What about synchronizing OpenLDAP and Windows2000
schema? The differents of their schemes prevent to copy
ActiveDirectory tree in LDBM database and vice versa.
Very nice. But, for use a windows2000 server with ldap server and my linux stations for conect them?
How to make it?
Active Directory uses DNS and LDAP v2 and v3. Just run ldap clients on the Linux machines. Bam, you got yourself Linux workstations authenticating to a Windows 2000 domain controller. How's that for surreal?
The RH Server Development Project has a package that will do alot of the "hardwork" for you and set up a samba PDC with LDAP + the webmin frontend
its allmost too easy
Mandrake RPMs of 2.2.5 for Mandrake 8.x built with LDAP support are available on ftp.samba.org.
The RPMs in cooker have everything but the webmin frontend running (but by default are not compiled with ldap support, just do 'rpm --rebuild --with ldap' to get it).
RPMs for 8.x will be updated soon ...
Of course, for anything later than 8.1 that also means you get ACLs, nss_wins and winbind out the box ...
Still have some work to do tracking down the webmin module.
Anonymous, you deserve a kiss. ;-) Thank you so much.
As others have said samba supports LDAP quite well.
however, from my similar setup, It looks like TNG is needed to handle domain groups.
groups of users on the domain seems to have very limited support in the main samba (so far).
for example allowing a group of users to access a share on a server in the domain.
I think this is only possible in TNG with ACL's
If im wrong please email me
dmiller at judcom.nsw.gov.au
AFAIK, there aren't ACLs in TNG, and for what you want to accomplish (use domain groups on the server), you don't need domain groups, since LDAP does that for you.
The only place domain groups are useful, are on the windows boxen, and this can be accomplished (though I am not sure with LDAP) using some tools from samba-3alpha on a samba-2.2.x domain controller (it was smbgroupedit, it might have changed).

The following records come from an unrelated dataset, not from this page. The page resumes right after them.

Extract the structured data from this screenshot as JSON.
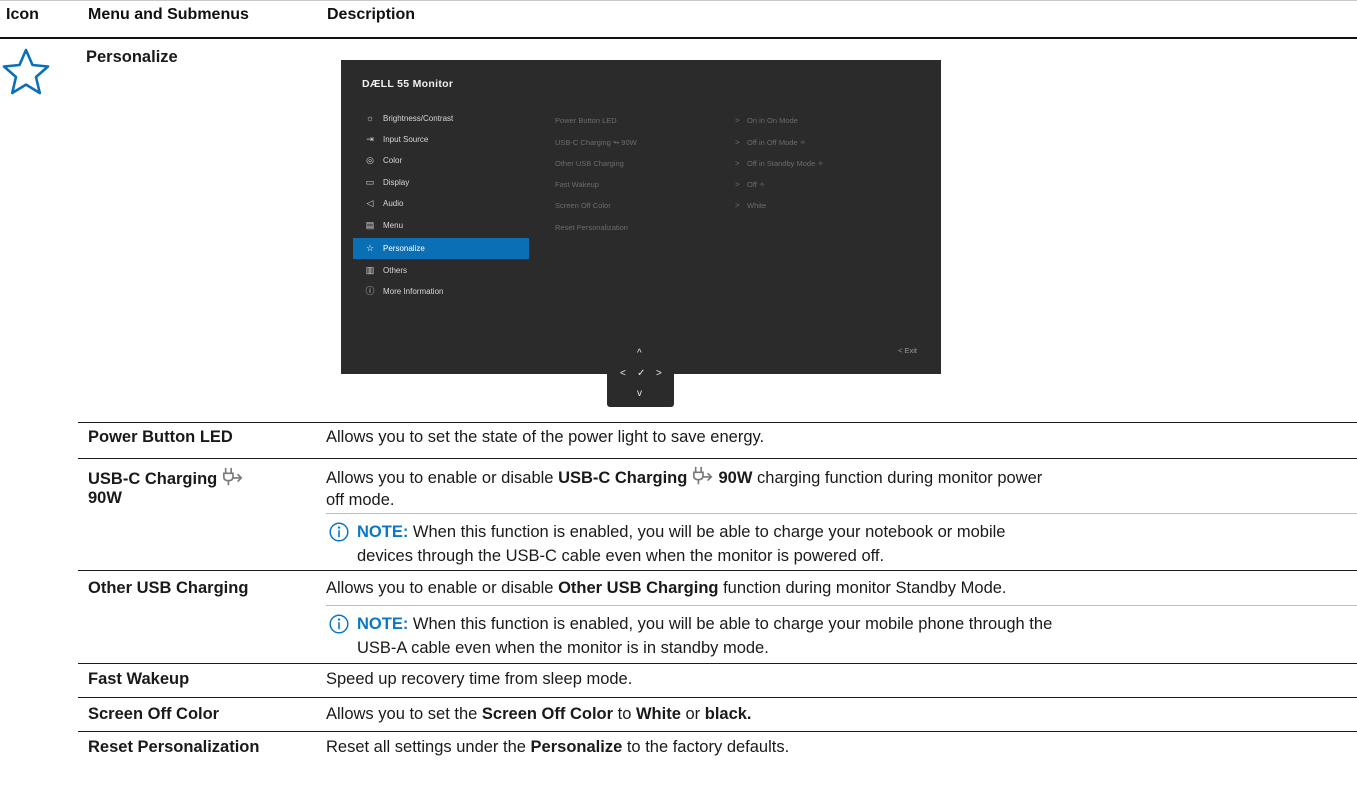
{
  "table_header": {
    "col_icon": "Icon",
    "col_menu": "Menu and Submenus",
    "col_desc": "Description"
  },
  "section": {
    "icon": "star-icon",
    "title": "Personalize"
  },
  "osd": {
    "brand": "DÆLL 55 Monitor",
    "menu_items": [
      {
        "icon": "sun-icon",
        "label": "Brightness/Contrast"
      },
      {
        "icon": "input-source-icon",
        "label": "Input Source"
      },
      {
        "icon": "palette-icon",
        "label": "Color"
      },
      {
        "icon": "display-icon",
        "label": "Display"
      },
      {
        "icon": "speaker-icon",
        "label": "Audio"
      },
      {
        "icon": "menu-icon",
        "label": "Menu"
      },
      {
        "icon": "star-icon",
        "label": "Personalize",
        "selected": true
      },
      {
        "icon": "others-icon",
        "label": "Others"
      },
      {
        "icon": "info-icon",
        "label": "More Information"
      }
    ],
    "submenu": [
      {
        "label": "Power Button LED",
        "arrow": ">",
        "value": "On in On Mode"
      },
      {
        "label": "USB-C Charging ↬ 90W",
        "arrow": ">",
        "value": "Off in Off Mode ✧"
      },
      {
        "label": "Other USB Charging",
        "arrow": ">",
        "value": "Off in Standby Mode ✧"
      },
      {
        "label": "Fast Wakeup",
        "arrow": ">",
        "value": "Off ✧"
      },
      {
        "label": "Screen Off Color",
        "arrow": ">",
        "value": "White"
      },
      {
        "label": "Reset Personalization",
        "arrow": "",
        "value": ""
      }
    ],
    "exit_label": "<  Exit",
    "nav": {
      "up": "^",
      "left": "<",
      "ok": "✓",
      "right": ">",
      "down": "v"
    }
  },
  "rows": [
    {
      "label": "Power Button LED",
      "desc": "Allows you to set the state of the power light to save energy."
    },
    {
      "label_line1": "USB-C Charging",
      "label_line2": "90W",
      "desc_pre": "Allows you to enable or disable ",
      "desc_bold1": "USB-C Charging",
      "desc_bold2": "90W",
      "desc_post": " charging function during monitor power",
      "desc_line2": "off mode.",
      "note_label": "NOTE:",
      "note_line1": " When this function is enabled, you will be able to charge your notebook or mobile",
      "note_line2": "devices through the USB-C cable even when the monitor is powered off."
    },
    {
      "label": "Other USB Charging",
      "desc_pre": "Allows you to enable or disable ",
      "desc_bold": "Other USB Charging",
      "desc_post": " function during monitor Standby Mode.",
      "note_label": "NOTE:",
      "note_line1": " When this function is enabled, you will be able to charge your mobile phone through the",
      "note_line2": "USB-A cable even when the monitor is in standby mode."
    },
    {
      "label": "Fast Wakeup",
      "desc": "Speed up recovery time from sleep mode."
    },
    {
      "label": "Screen Off Color",
      "desc_pre": "Allows you to set the ",
      "desc_bold1": "Screen Off Color",
      "desc_mid1": " to ",
      "desc_bold2": "White",
      "desc_mid2": " or ",
      "desc_bold3": "black."
    },
    {
      "label": "Reset Personalization",
      "desc_pre": "Reset all settings under the ",
      "desc_bold": "Personalize",
      "desc_post": " to the factory defaults."
    }
  ]
}
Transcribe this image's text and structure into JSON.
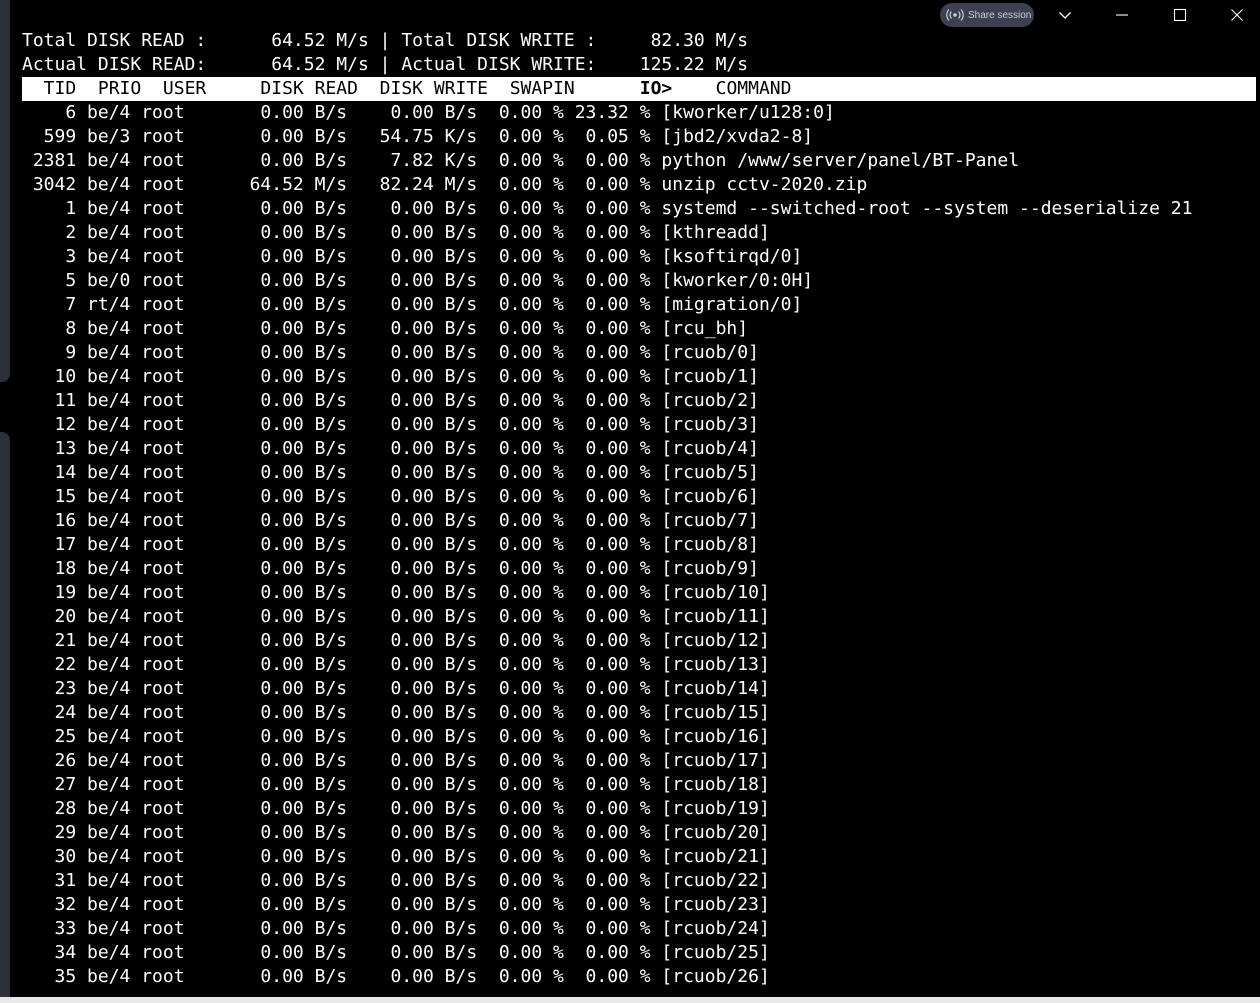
{
  "window": {
    "share_session_label": "Share session",
    "icons": {
      "share": "broadcast-icon",
      "chevron": "chevron-down-icon",
      "minimize": "minimize-icon",
      "maximize": "maximize-icon",
      "close": "close-icon"
    }
  },
  "summary": {
    "total_read_label": "Total DISK READ :",
    "total_read_value": "64.52 M/s",
    "total_write_label": "Total DISK WRITE :",
    "total_write_value": "82.30 M/s",
    "actual_read_label": "Actual DISK READ:",
    "actual_read_value": "64.52 M/s",
    "actual_write_label": "Actual DISK WRITE:",
    "actual_write_value": "125.22 M/s"
  },
  "columns": {
    "tid": "TID",
    "prio": "PRIO",
    "user": "USER",
    "disk_read": "DISK READ",
    "disk_write": "DISK WRITE",
    "swapin": "SWAPIN",
    "io": "IO>",
    "command": "COMMAND"
  },
  "processes": [
    {
      "tid": "6",
      "prio": "be/4",
      "user": "root",
      "read": "0.00 B/s",
      "write": "0.00 B/s",
      "swapin": "0.00 %",
      "io": "23.32 %",
      "command": "[kworker/u128:0]"
    },
    {
      "tid": "599",
      "prio": "be/3",
      "user": "root",
      "read": "0.00 B/s",
      "write": "54.75 K/s",
      "swapin": "0.00 %",
      "io": "0.05 %",
      "command": "[jbd2/xvda2-8]"
    },
    {
      "tid": "2381",
      "prio": "be/4",
      "user": "root",
      "read": "0.00 B/s",
      "write": "7.82 K/s",
      "swapin": "0.00 %",
      "io": "0.00 %",
      "command": "python /www/server/panel/BT-Panel"
    },
    {
      "tid": "3042",
      "prio": "be/4",
      "user": "root",
      "read": "64.52 M/s",
      "write": "82.24 M/s",
      "swapin": "0.00 %",
      "io": "0.00 %",
      "command": "unzip cctv-2020.zip"
    },
    {
      "tid": "1",
      "prio": "be/4",
      "user": "root",
      "read": "0.00 B/s",
      "write": "0.00 B/s",
      "swapin": "0.00 %",
      "io": "0.00 %",
      "command": "systemd --switched-root --system --deserialize 21"
    },
    {
      "tid": "2",
      "prio": "be/4",
      "user": "root",
      "read": "0.00 B/s",
      "write": "0.00 B/s",
      "swapin": "0.00 %",
      "io": "0.00 %",
      "command": "[kthreadd]"
    },
    {
      "tid": "3",
      "prio": "be/4",
      "user": "root",
      "read": "0.00 B/s",
      "write": "0.00 B/s",
      "swapin": "0.00 %",
      "io": "0.00 %",
      "command": "[ksoftirqd/0]"
    },
    {
      "tid": "5",
      "prio": "be/0",
      "user": "root",
      "read": "0.00 B/s",
      "write": "0.00 B/s",
      "swapin": "0.00 %",
      "io": "0.00 %",
      "command": "[kworker/0:0H]"
    },
    {
      "tid": "7",
      "prio": "rt/4",
      "user": "root",
      "read": "0.00 B/s",
      "write": "0.00 B/s",
      "swapin": "0.00 %",
      "io": "0.00 %",
      "command": "[migration/0]"
    },
    {
      "tid": "8",
      "prio": "be/4",
      "user": "root",
      "read": "0.00 B/s",
      "write": "0.00 B/s",
      "swapin": "0.00 %",
      "io": "0.00 %",
      "command": "[rcu_bh]"
    },
    {
      "tid": "9",
      "prio": "be/4",
      "user": "root",
      "read": "0.00 B/s",
      "write": "0.00 B/s",
      "swapin": "0.00 %",
      "io": "0.00 %",
      "command": "[rcuob/0]"
    },
    {
      "tid": "10",
      "prio": "be/4",
      "user": "root",
      "read": "0.00 B/s",
      "write": "0.00 B/s",
      "swapin": "0.00 %",
      "io": "0.00 %",
      "command": "[rcuob/1]"
    },
    {
      "tid": "11",
      "prio": "be/4",
      "user": "root",
      "read": "0.00 B/s",
      "write": "0.00 B/s",
      "swapin": "0.00 %",
      "io": "0.00 %",
      "command": "[rcuob/2]"
    },
    {
      "tid": "12",
      "prio": "be/4",
      "user": "root",
      "read": "0.00 B/s",
      "write": "0.00 B/s",
      "swapin": "0.00 %",
      "io": "0.00 %",
      "command": "[rcuob/3]"
    },
    {
      "tid": "13",
      "prio": "be/4",
      "user": "root",
      "read": "0.00 B/s",
      "write": "0.00 B/s",
      "swapin": "0.00 %",
      "io": "0.00 %",
      "command": "[rcuob/4]"
    },
    {
      "tid": "14",
      "prio": "be/4",
      "user": "root",
      "read": "0.00 B/s",
      "write": "0.00 B/s",
      "swapin": "0.00 %",
      "io": "0.00 %",
      "command": "[rcuob/5]"
    },
    {
      "tid": "15",
      "prio": "be/4",
      "user": "root",
      "read": "0.00 B/s",
      "write": "0.00 B/s",
      "swapin": "0.00 %",
      "io": "0.00 %",
      "command": "[rcuob/6]"
    },
    {
      "tid": "16",
      "prio": "be/4",
      "user": "root",
      "read": "0.00 B/s",
      "write": "0.00 B/s",
      "swapin": "0.00 %",
      "io": "0.00 %",
      "command": "[rcuob/7]"
    },
    {
      "tid": "17",
      "prio": "be/4",
      "user": "root",
      "read": "0.00 B/s",
      "write": "0.00 B/s",
      "swapin": "0.00 %",
      "io": "0.00 %",
      "command": "[rcuob/8]"
    },
    {
      "tid": "18",
      "prio": "be/4",
      "user": "root",
      "read": "0.00 B/s",
      "write": "0.00 B/s",
      "swapin": "0.00 %",
      "io": "0.00 %",
      "command": "[rcuob/9]"
    },
    {
      "tid": "19",
      "prio": "be/4",
      "user": "root",
      "read": "0.00 B/s",
      "write": "0.00 B/s",
      "swapin": "0.00 %",
      "io": "0.00 %",
      "command": "[rcuob/10]"
    },
    {
      "tid": "20",
      "prio": "be/4",
      "user": "root",
      "read": "0.00 B/s",
      "write": "0.00 B/s",
      "swapin": "0.00 %",
      "io": "0.00 %",
      "command": "[rcuob/11]"
    },
    {
      "tid": "21",
      "prio": "be/4",
      "user": "root",
      "read": "0.00 B/s",
      "write": "0.00 B/s",
      "swapin": "0.00 %",
      "io": "0.00 %",
      "command": "[rcuob/12]"
    },
    {
      "tid": "22",
      "prio": "be/4",
      "user": "root",
      "read": "0.00 B/s",
      "write": "0.00 B/s",
      "swapin": "0.00 %",
      "io": "0.00 %",
      "command": "[rcuob/13]"
    },
    {
      "tid": "23",
      "prio": "be/4",
      "user": "root",
      "read": "0.00 B/s",
      "write": "0.00 B/s",
      "swapin": "0.00 %",
      "io": "0.00 %",
      "command": "[rcuob/14]"
    },
    {
      "tid": "24",
      "prio": "be/4",
      "user": "root",
      "read": "0.00 B/s",
      "write": "0.00 B/s",
      "swapin": "0.00 %",
      "io": "0.00 %",
      "command": "[rcuob/15]"
    },
    {
      "tid": "25",
      "prio": "be/4",
      "user": "root",
      "read": "0.00 B/s",
      "write": "0.00 B/s",
      "swapin": "0.00 %",
      "io": "0.00 %",
      "command": "[rcuob/16]"
    },
    {
      "tid": "26",
      "prio": "be/4",
      "user": "root",
      "read": "0.00 B/s",
      "write": "0.00 B/s",
      "swapin": "0.00 %",
      "io": "0.00 %",
      "command": "[rcuob/17]"
    },
    {
      "tid": "27",
      "prio": "be/4",
      "user": "root",
      "read": "0.00 B/s",
      "write": "0.00 B/s",
      "swapin": "0.00 %",
      "io": "0.00 %",
      "command": "[rcuob/18]"
    },
    {
      "tid": "28",
      "prio": "be/4",
      "user": "root",
      "read": "0.00 B/s",
      "write": "0.00 B/s",
      "swapin": "0.00 %",
      "io": "0.00 %",
      "command": "[rcuob/19]"
    },
    {
      "tid": "29",
      "prio": "be/4",
      "user": "root",
      "read": "0.00 B/s",
      "write": "0.00 B/s",
      "swapin": "0.00 %",
      "io": "0.00 %",
      "command": "[rcuob/20]"
    },
    {
      "tid": "30",
      "prio": "be/4",
      "user": "root",
      "read": "0.00 B/s",
      "write": "0.00 B/s",
      "swapin": "0.00 %",
      "io": "0.00 %",
      "command": "[rcuob/21]"
    },
    {
      "tid": "31",
      "prio": "be/4",
      "user": "root",
      "read": "0.00 B/s",
      "write": "0.00 B/s",
      "swapin": "0.00 %",
      "io": "0.00 %",
      "command": "[rcuob/22]"
    },
    {
      "tid": "32",
      "prio": "be/4",
      "user": "root",
      "read": "0.00 B/s",
      "write": "0.00 B/s",
      "swapin": "0.00 %",
      "io": "0.00 %",
      "command": "[rcuob/23]"
    },
    {
      "tid": "33",
      "prio": "be/4",
      "user": "root",
      "read": "0.00 B/s",
      "write": "0.00 B/s",
      "swapin": "0.00 %",
      "io": "0.00 %",
      "command": "[rcuob/24]"
    },
    {
      "tid": "34",
      "prio": "be/4",
      "user": "root",
      "read": "0.00 B/s",
      "write": "0.00 B/s",
      "swapin": "0.00 %",
      "io": "0.00 %",
      "command": "[rcuob/25]"
    },
    {
      "tid": "35",
      "prio": "be/4",
      "user": "root",
      "read": "0.00 B/s",
      "write": "0.00 B/s",
      "swapin": "0.00 %",
      "io": "0.00 %",
      "command": "[rcuob/26]"
    }
  ]
}
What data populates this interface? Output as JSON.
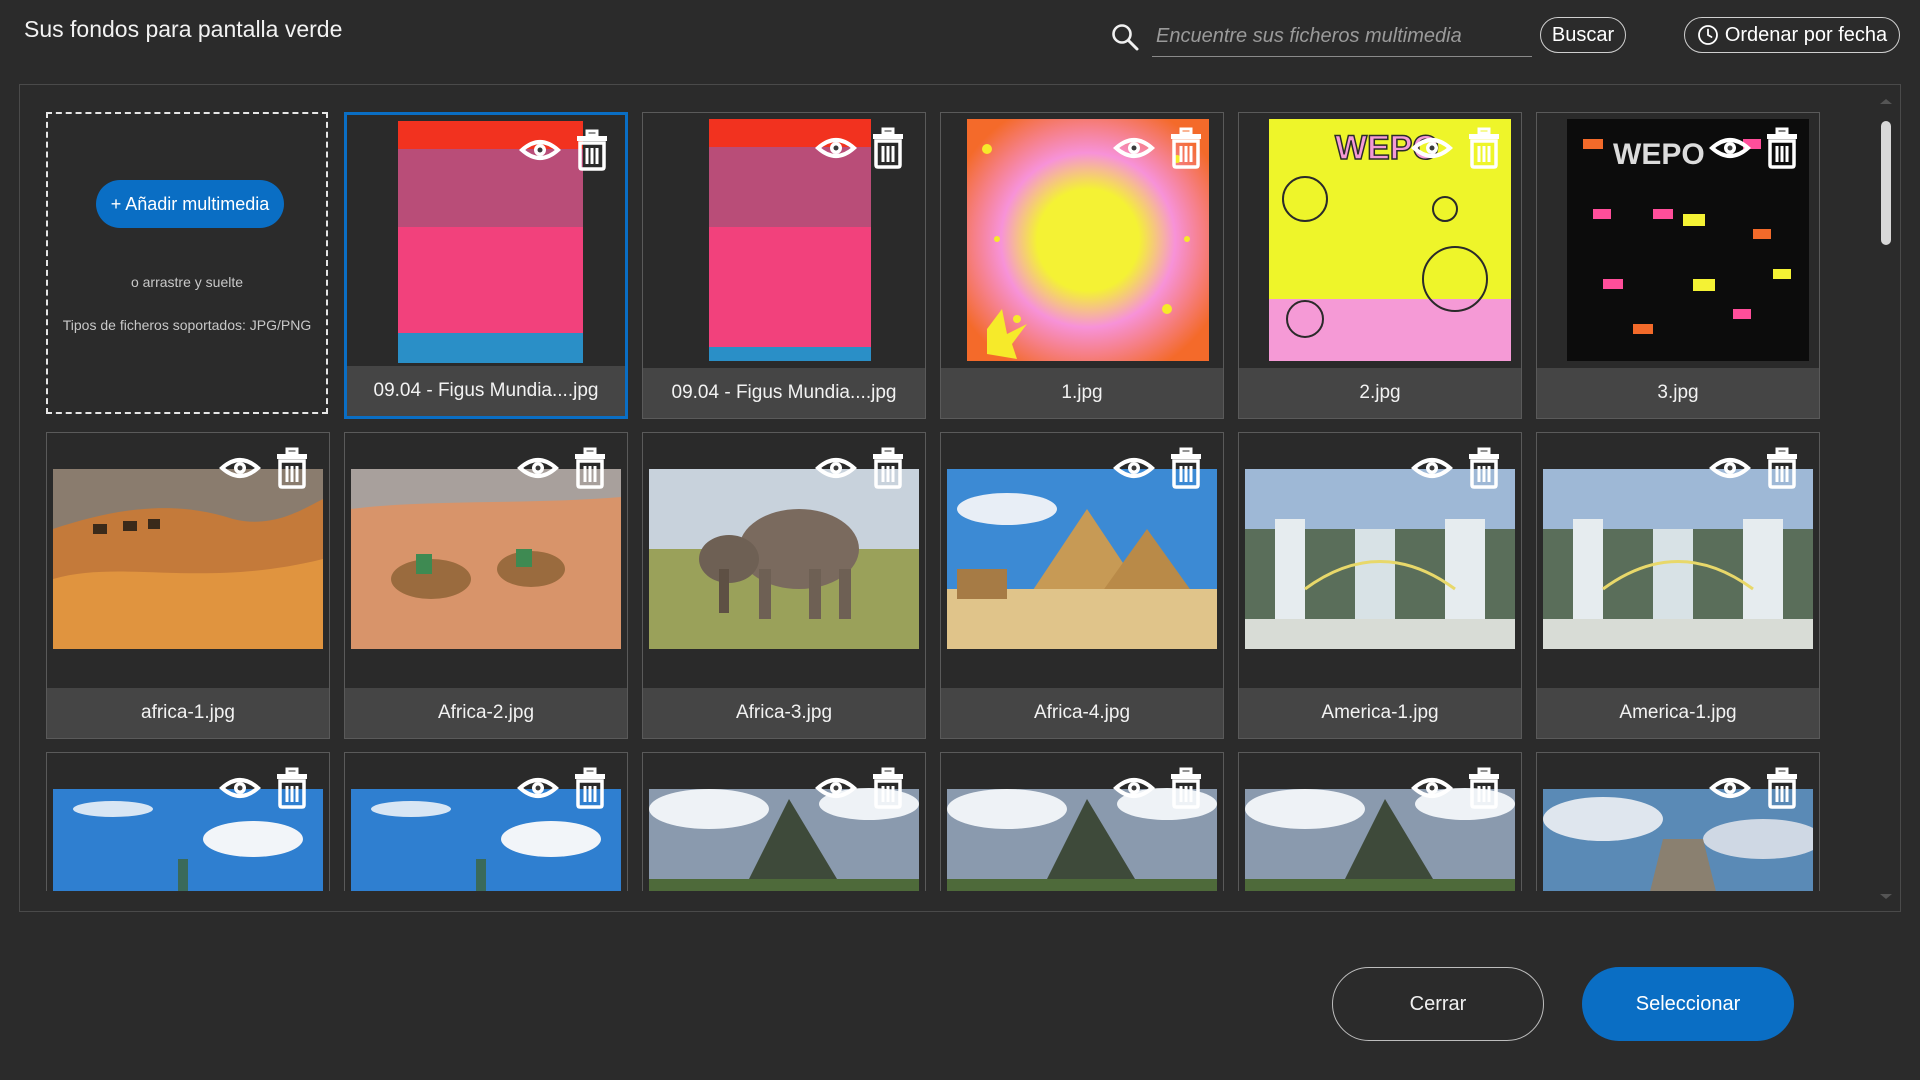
{
  "header": {
    "title": "Sus fondos para pantalla verde",
    "search_placeholder": "Encuentre sus ficheros multimedia",
    "search_button": "Buscar",
    "sort_button": "Ordenar por fecha"
  },
  "upload": {
    "add_button": "+ Añadir multimedia",
    "drag_text": "o arrastre y suelte",
    "types_text": "Tipos de ficheros soportados: JPG/PNG"
  },
  "tiles": [
    {
      "name": "09.04 - Figus Mundia....jpg",
      "kind": "stripes1",
      "selected": true
    },
    {
      "name": "09.04 - Figus Mundia....jpg",
      "kind": "stripes2"
    },
    {
      "name": "1.jpg",
      "kind": "burst"
    },
    {
      "name": "2.jpg",
      "kind": "smiley"
    },
    {
      "name": "3.jpg",
      "kind": "fiesta"
    },
    {
      "name": "africa-1.jpg",
      "kind": "desert1"
    },
    {
      "name": "Africa-2.jpg",
      "kind": "desert2"
    },
    {
      "name": "Africa-3.jpg",
      "kind": "elephants"
    },
    {
      "name": "Africa-4.jpg",
      "kind": "pyramids"
    },
    {
      "name": "America-1.jpg",
      "kind": "falls"
    },
    {
      "name": "America-1.jpg",
      "kind": "falls"
    },
    {
      "name": "",
      "kind": "liberty"
    },
    {
      "name": "",
      "kind": "liberty"
    },
    {
      "name": "",
      "kind": "machu"
    },
    {
      "name": "",
      "kind": "machu"
    },
    {
      "name": "",
      "kind": "machu"
    },
    {
      "name": "",
      "kind": "chichen"
    }
  ],
  "footer": {
    "close_button": "Cerrar",
    "select_button": "Seleccionar"
  },
  "colors": {
    "accent": "#0a6ec4",
    "background": "#2b2b2b",
    "caption_bg": "#454545"
  }
}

samba-2.2.x of course supports posix acls with xfs or ext2/3+betbits patch.
Is there anyone who has normal Samba 2.2.x working in simmilar scenario ?
Yes we have it working. At the Brigham Young University, both the CS Department and the Chemistry Department are using LDAP to drive Samba HEAD 2.2.2 Domain controllers to server windows domains. Works great. No probs at all, except for the caveat that machines joined to the domain have to exist in the local password file of the domain controller, and not in ldap because for some reason pam cannot find any unames like 'machine1$' in ldap. Other than that users are all there in LDAP. We use kerberos for authentication on our unix machines and LDAP integration with kerberos will soon be pretty tight. We're still working on some good password synchronization tools.
In the chem department, we actually have three different domains (3 samba 2.2.2 pdcs) serving from one LDAP database source. We use LDAP filters in the smb.conf file to limit domain access to particular gidNumbers. Very nice indeed.
You can contact me with questions at torriem at byu dot edu.
idealx.org has got a project like this going on...
btw. what i would really like if being able to combine one of these approaches with "that dreaded exchange server"
That would be interesting ....
How could we do that ..............
Samba 2.2.x has supported LDAP for quite some time, plus, you get a lot of features that are not available in samba-tng, such as ACLs, downloadable print drivers etc.
Plus, I don't think the schema for samba-tng is compatilbe with samba HEAD cvs (which will become 3.0).
Also, you might want to have samba use SSL or TLS for it's LDAP connections, otherwise you are sending windows password hashes across the network in clear text. These are easily cracked, and are password-equivalents. Of course, this mostly applies to the rest of the setup also if you don't use sasl.
But, my question now is, how would you handle linux laptops in this scenario. Windows laptops would work fine, having cached credentials from the DC, and probably having cached profiles also.
It's nice to see more people using the LDAP backend in Samba, however that only TNG and the 3.0 alpha branch support it is wholly incorrect. The "stable" branch of 2.2.x has supported it for quite a while (I don't remember when it first started appearing in the official tree, but I had patches working for it before 2.2.2). As it stands, the current stable version of Samba supports LDAP very well. There are some difference between what is described here and the 3.0 and 2.x versions, the most obvious (at least on my cursory glance) being how the ldap password is specified.
Suffice it to say, for those that don't want to use unstable, development, software but want the benefits of unified logins and passwords, can (and I recommend they) use the latest and greatest Samba 2.x for windows account management.
I've made an extensive LDAP presentation and posted it at -
Thanks alot, great work. Let me see how fast I get into ;-)
This URL is prompting for a user id and password. Is there an open access to this?
I suggest to everyone, who think deal with ldap, read this great document. Thank you.
Really impressive, good work.
Perfect !!!, great presentation !!!!, Thanks.
Thank you, great work!
How can i increase the openldap connections now it seems to be supporting 64 connections.